Posted By: Jack Mackey
Posted On: March 9th, 2017
Attending: Letterkenny Institute of Technology

Throughout my year in Ireland I really do feel like I have been able to make a difference in the game of basketball within Donegal. I have spent countless hours working with teams, individuals, schools and anyone else who wants to work on their game. While this has been great experience for myself and those we are working with, I believe for us to have a lasting impact that goes beyond the year we spend here, we need to work more with the coaches of team rather than the players. Almost every coach we have worked with here has been open to our ideas and methods of coaching, however with Donegal being so spread out and us being involved with many different clubs and age levels we have not been able to spend as much as we would like working with coaches.
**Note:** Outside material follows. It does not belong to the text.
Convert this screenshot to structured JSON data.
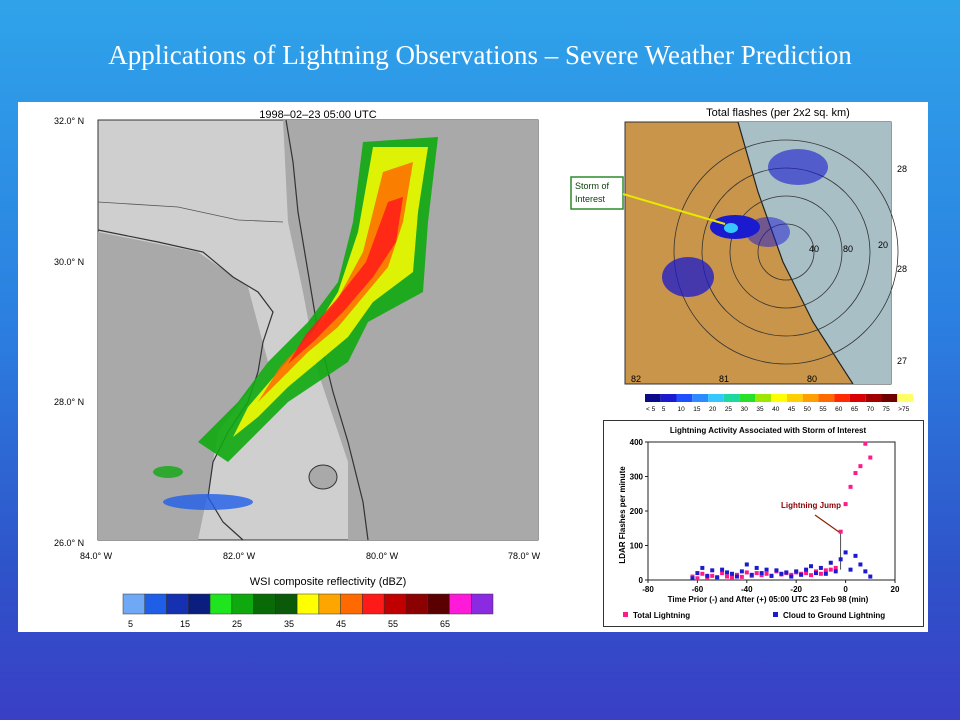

One idea we had early in the year when we recognized this trend was to gather as many coaches as we could on one night to have a clinic of sorts to discuss our knowledge of the game and maybe instruct some coaches on how to improve their strategies. However we understood that not many people would want to be told what to do by two people 10-20 years their junior. Enter Dave Pauley, the head coach of The University of the Sciences in Philadelphia (T John’s alma mater). Coach Pauley has been coaching at USciences for 35 years and knows about as much as any person I have met when it comes to teaching basketball. He was coming to Ireland for a repreive from the long grind of a college season and to see his former player T John. We floated the idea of him coaching a clinic for local players and coaches and he was on board immediately. We had found our answer to the problem of people not wanting to listen to 22 year olds. 

On the night of the clinic we arrived at the gym and to my surprise it was packed with players and coaches alike. Players suited up and ready to work out, coaches with pad and paper ready to take notes, it was exciting to see the community take such an interest developing their basketball lives. As Coach Pauley took the players through a workout he would frequently stop to address the coaches on the sideline of why he was doing a drill or why he was positioned on the court a certain way. Throughout the two 90 minute sessions I would see all the methods and teachings T and I have used all year being reinforced by this veteran coach. For someone who is relatively young and new to coaching large groups it was great to see my ideas validated by Coach Pauley and I think it was great to have someone else come in and confirm to the coaches of the teams that we have been working with, that T and I do in fact know what we are talking about. 

Coaching inexperience is typically a staple of the youth athletics world. As I have addressed in previous posts, youth coaching should be focused on maximizing the development of the players you have. Often times both here and back in the States we see the pride or ego of the coaches often restraining player development. The greatest coaches in the world will tell you that they are never done learning and that most of what they do teach they took from someone else. Coaching is a very dynamic industry in that no ideas are original and everyone is using some sort of the same playbook. That is why regardless of the age of a person all coaches should be willing to be open to new ideas and methods to help better develop their players. So even if it took a long time NCAA division 2 coach to come over to get the attention of local area coaches, I am happy that they were open to his ideas and methods and I believe that they and most importantly their players will be better off for it.